Based on this facility's data, families visiting should ask: "Can I visit during a mealtime to observe dining assistance and food quality?" "How do you handle medical emergencies, and what is your hospital transfer rate?" "Can I speak with family members of current residents about their experience?"

Is Luverne, Llc Safe?

Based on CMS inspection data, LUVERNE HEALTH AND REHABILITATION, LLC has a clean safety record: no substantiated abuse findings (meaning no confirmed cases of resident harm), no Immediate Jeopardy citations (the most serious violation level indicating risk of serious injury or death), and is not on the Special Focus Facility watch list (a federal program monitoring the lowest-performing 1% of nursing homes). The facility has a 4-star overall rating and ranks #1 of 100 nursing homes in Alabama. While no facility is perfect, families should still ask about staff-to-resident ratios and recent inspection results during their visit.

Do Nurses at Luverne, Llc Stick Around?

LUVERNE HEALTH AND REHABILITATION, LLC has a staff turnover rate of 37%, which is about average for Alabama nursing homes (state average: 46%). Moderate turnover is common in nursing homes, but families should still ask about staff tenure and how the facility maintains care continuity when employees leave.

Was Luverne, Llc Ever Fined?

LUVERNE HEALTH AND REHABILITATION, LLC has no federal fines on record. CMS issues fines when nursing homes fail to meet care standards or don't correct problems found during inspections. The absence of fines suggests the facility has either maintained compliance or corrected any issues before penalties were assessed. This is a positive indicator, though families should still review recent inspection reports for the full picture.

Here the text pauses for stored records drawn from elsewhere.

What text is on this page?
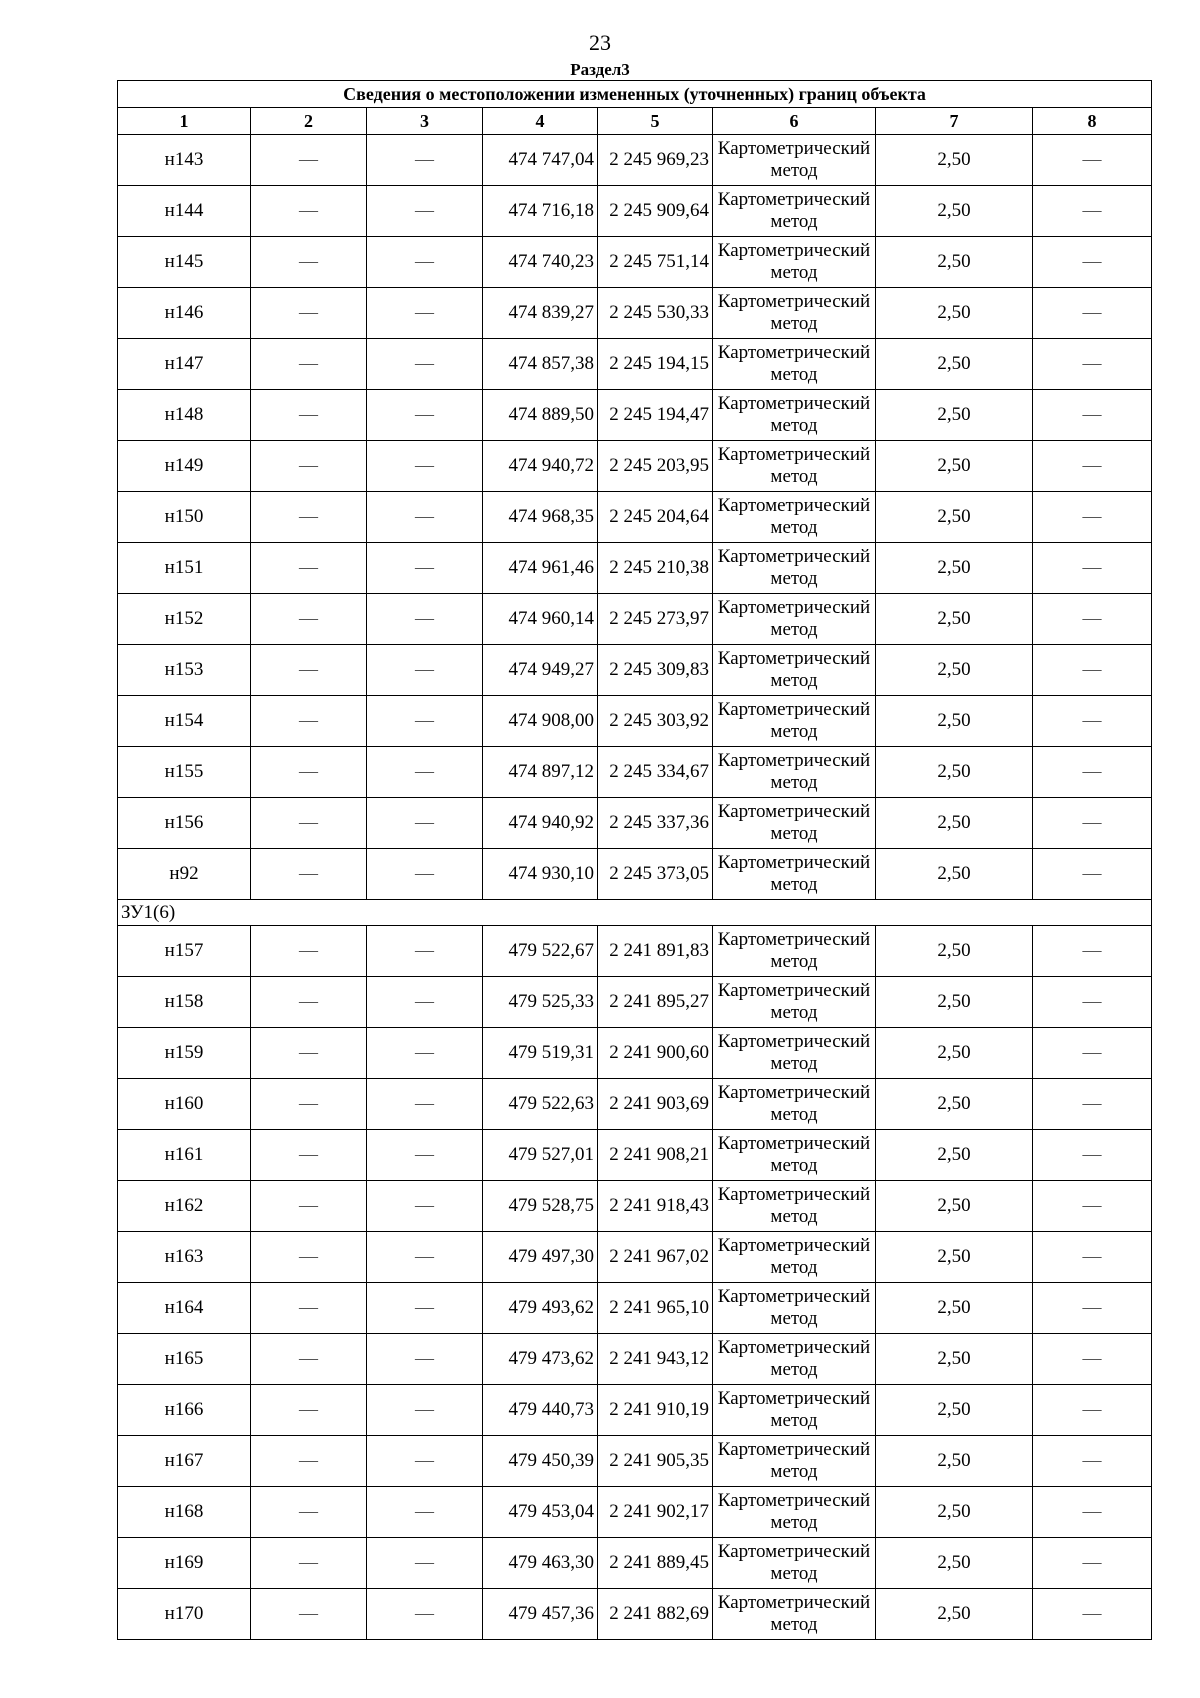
23
Раздел3
Сведения о местоположении измененных (уточненных) границ объекта							
1	2	3	4	5	6	7	8
н143	—	—	474 747,04	2 245 969,23	Картометрический метод	2,50	—
н144	—	—	474 716,18	2 245 909,64	Картометрический метод	2,50	—
н145	—	—	474 740,23	2 245 751,14	Картометрический метод	2,50	—
н146	—	—	474 839,27	2 245 530,33	Картометрический метод	2,50	—
н147	—	—	474 857,38	2 245 194,15	Картометрический метод	2,50	—
н148	—	—	474 889,50	2 245 194,47	Картометрический метод	2,50	—
н149	—	—	474 940,72	2 245 203,95	Картометрический метод	2,50	—
н150	—	—	474 968,35	2 245 204,64	Картометрический метод	2,50	—
н151	—	—	474 961,46	2 245 210,38	Картометрический метод	2,50	—
н152	—	—	474 960,14	2 245 273,97	Картометрический метод	2,50	—
н153	—	—	474 949,27	2 245 309,83	Картометрический метод	2,50	—
н154	—	—	474 908,00	2 245 303,92	Картометрический метод	2,50	—
н155	—	—	474 897,12	2 245 334,67	Картометрический метод	2,50	—
н156	—	—	474 940,92	2 245 337,36	Картометрический метод	2,50	—
н92	—	—	474 930,10	2 245 373,05	Картометрический метод	2,50	—
ЗУ1(6)							
н157	—	—	479 522,67	2 241 891,83	Картометрический метод	2,50	—
н158	—	—	479 525,33	2 241 895,27	Картометрический метод	2,50	—
н159	—	—	479 519,31	2 241 900,60	Картометрический метод	2,50	—
н160	—	—	479 522,63	2 241 903,69	Картометрический метод	2,50	—
н161	—	—	479 527,01	2 241 908,21	Картометрический метод	2,50	—
н162	—	—	479 528,75	2 241 918,43	Картометрический метод	2,50	—
н163	—	—	479 497,30	2 241 967,02	Картометрический метод	2,50	—
н164	—	—	479 493,62	2 241 965,10	Картометрический метод	2,50	—
н165	—	—	479 473,62	2 241 943,12	Картометрический метод	2,50	—
н166	—	—	479 440,73	2 241 910,19	Картометрический метод	2,50	—
н167	—	—	479 450,39	2 241 905,35	Картометрический метод	2,50	—
н168	—	—	479 453,04	2 241 902,17	Картометрический метод	2,50	—
н169	—	—	479 463,30	2 241 889,45	Картометрический метод	2,50	—
н170	—	—	479 457,36	2 241 882,69	Картометрический метод	2,50	—
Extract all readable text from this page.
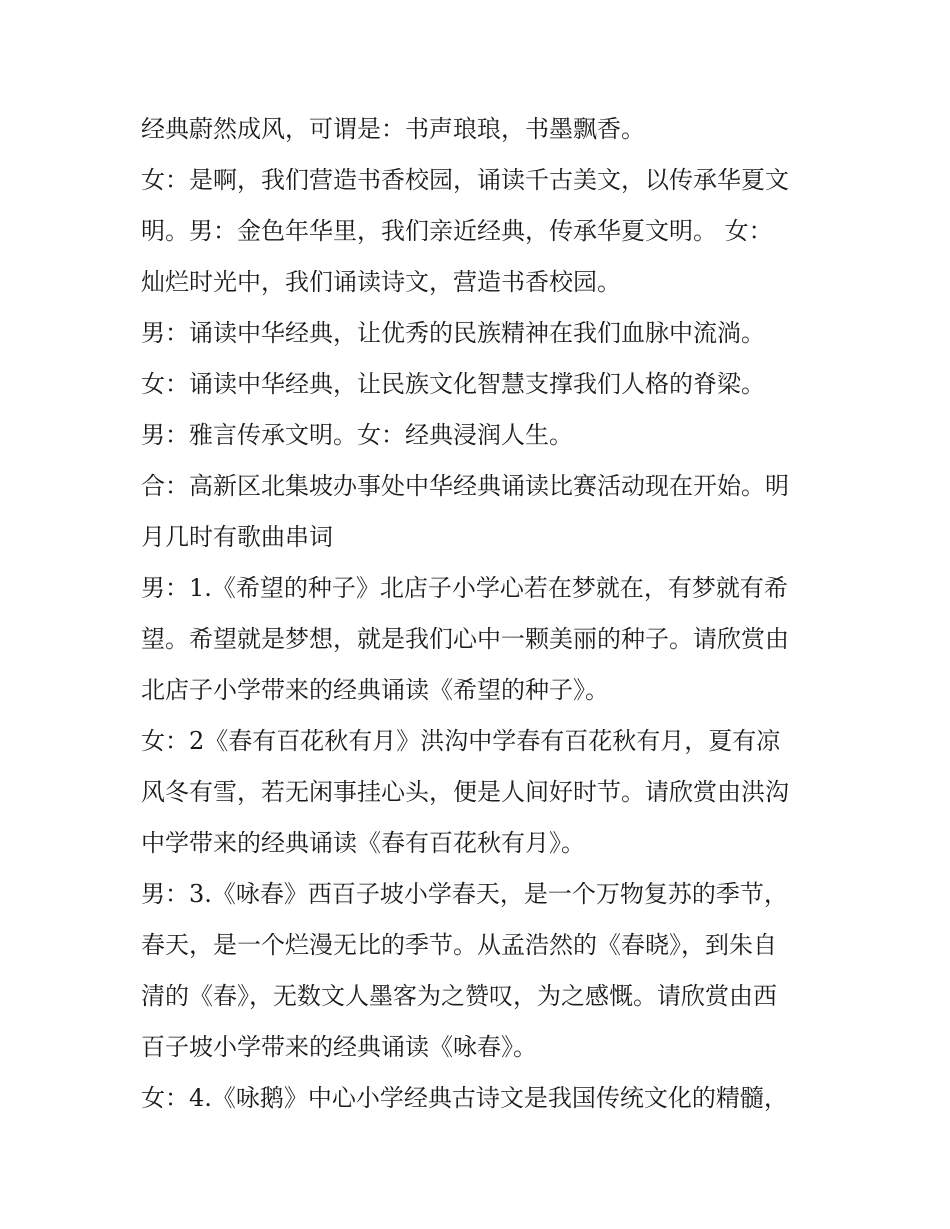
经典蔚然成风，可谓是：书声琅琅，书墨飘香。
女：是啊，我们营造书香校园，诵读千古美文，以传承华夏文
明。男：金色年华里，我们亲近经典，传承华夏文明。 女：
灿烂时光中，我们诵读诗文，营造书香校园。
男：诵读中华经典，让优秀的民族精神在我们血脉中流淌。
女：诵读中华经典，让民族文化智慧支撑我们人格的脊梁。
男：雅言传承文明。女：经典浸润人生。
合：高新区北集坡办事处中华经典诵读比赛活动现在开始。明
月几时有歌曲串词
男：1.《希望的种子》北店子小学心若在梦就在，有梦就有希
望。希望就是梦想，就是我们心中一颗美丽的种子。请欣赏由
北店子小学带来的经典诵读《希望的种子》。
女：2《春有百花秋有月》洪沟中学春有百花秋有月，夏有凉
风冬有雪，若无闲事挂心头，便是人间好时节。请欣赏由洪沟
中学带来的经典诵读《春有百花秋有月》。
男：3.《咏春》西百子坡小学春天，是一个万物复苏的季节，
春天，是一个烂漫无比的季节。从孟浩然的《春晓》，到朱自
清的《春》，无数文人墨客为之赞叹，为之感慨。请欣赏由西
百子坡小学带来的经典诵读《咏春》。
女：4.《咏鹅》中心小学经典古诗文是我国传统文化的精髓，
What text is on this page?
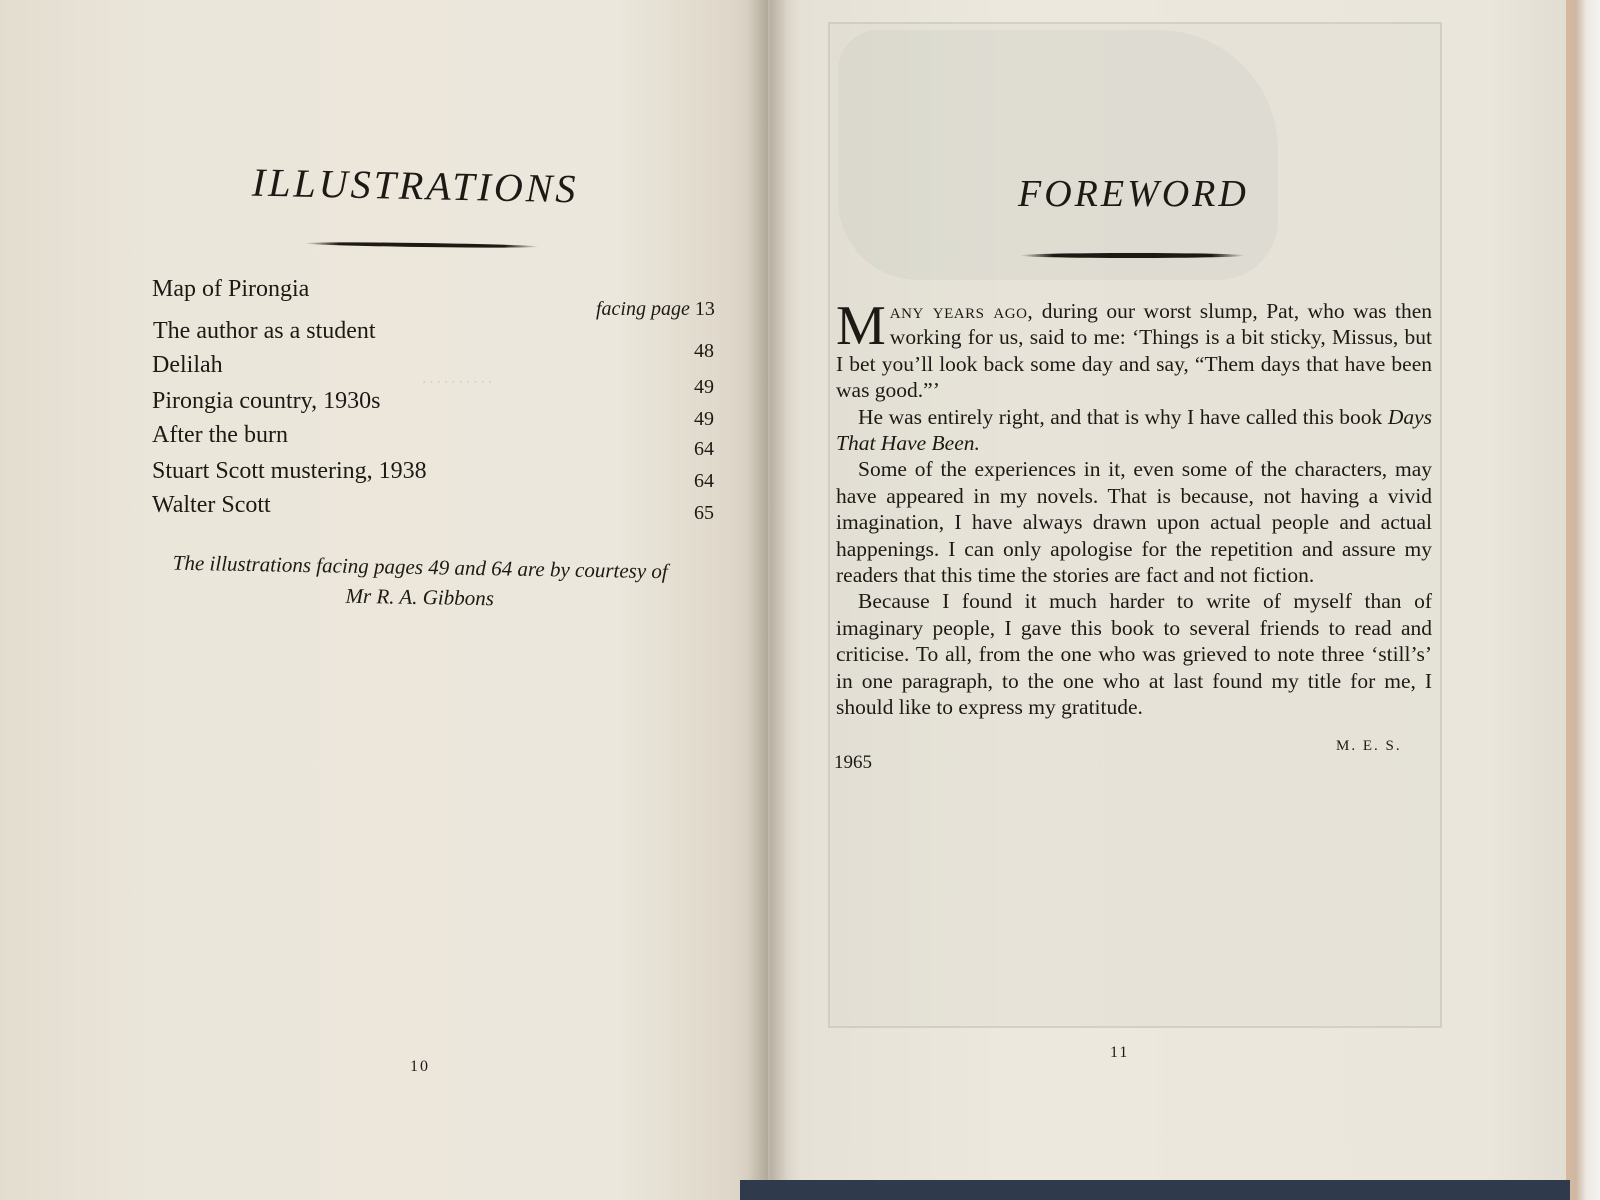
··········
ILLUSTRATIONS
Map of Pirongia
facing page 13
The author as a student
48
Delilah
49
Pirongia country, 1930s
49
After the burn
64
Stuart Scott mustering, 1938	64
Walter Scott	65
The illustrations facing pages 49 and 64 are by courtesy of
Mr R. A. Gibbons
10
FOREWORD

Many years ago, during our worst slump, Pat, who was then working for us, said to me: ‘Things is a bit sticky, Missus, but I bet you’ll look back some day and say, “Them days that have been was good.”’

He was entirely right, and that is why I have called this book Days That Have Been.

Some of the experiences in it, even some of the characters, may have appeared in my novels. That is because, not having a vivid imagination, I have always drawn upon actual people and actual happenings. I can only apologise for the repetition and assure my readers that this time the stories are fact and not fiction.

Because I found it much harder to write of myself than of imaginary people, I gave this book to several friends to read and criticise. To all, from the one who was grieved to note three ‘still’s’ in one paragraph, to the one who at last found my title for me, I should like to express my gratitude.

M. E. S.
1965
11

Is Luverne, Llc on Any Federal Watch List?

LUVERNE HEALTH AND REHABILITATION, LLC is not on any federal watch list. The most significant is the Special Focus Facility (SFF) program, which identifies the bottom 1% of nursing homes nationally based on persistent, serious quality problems. Not being on this list means the facility has avoided the pattern of deficiencies that triggers enhanced federal oversight. This is a positive indicator, though families should still review the facility's inspection history directly.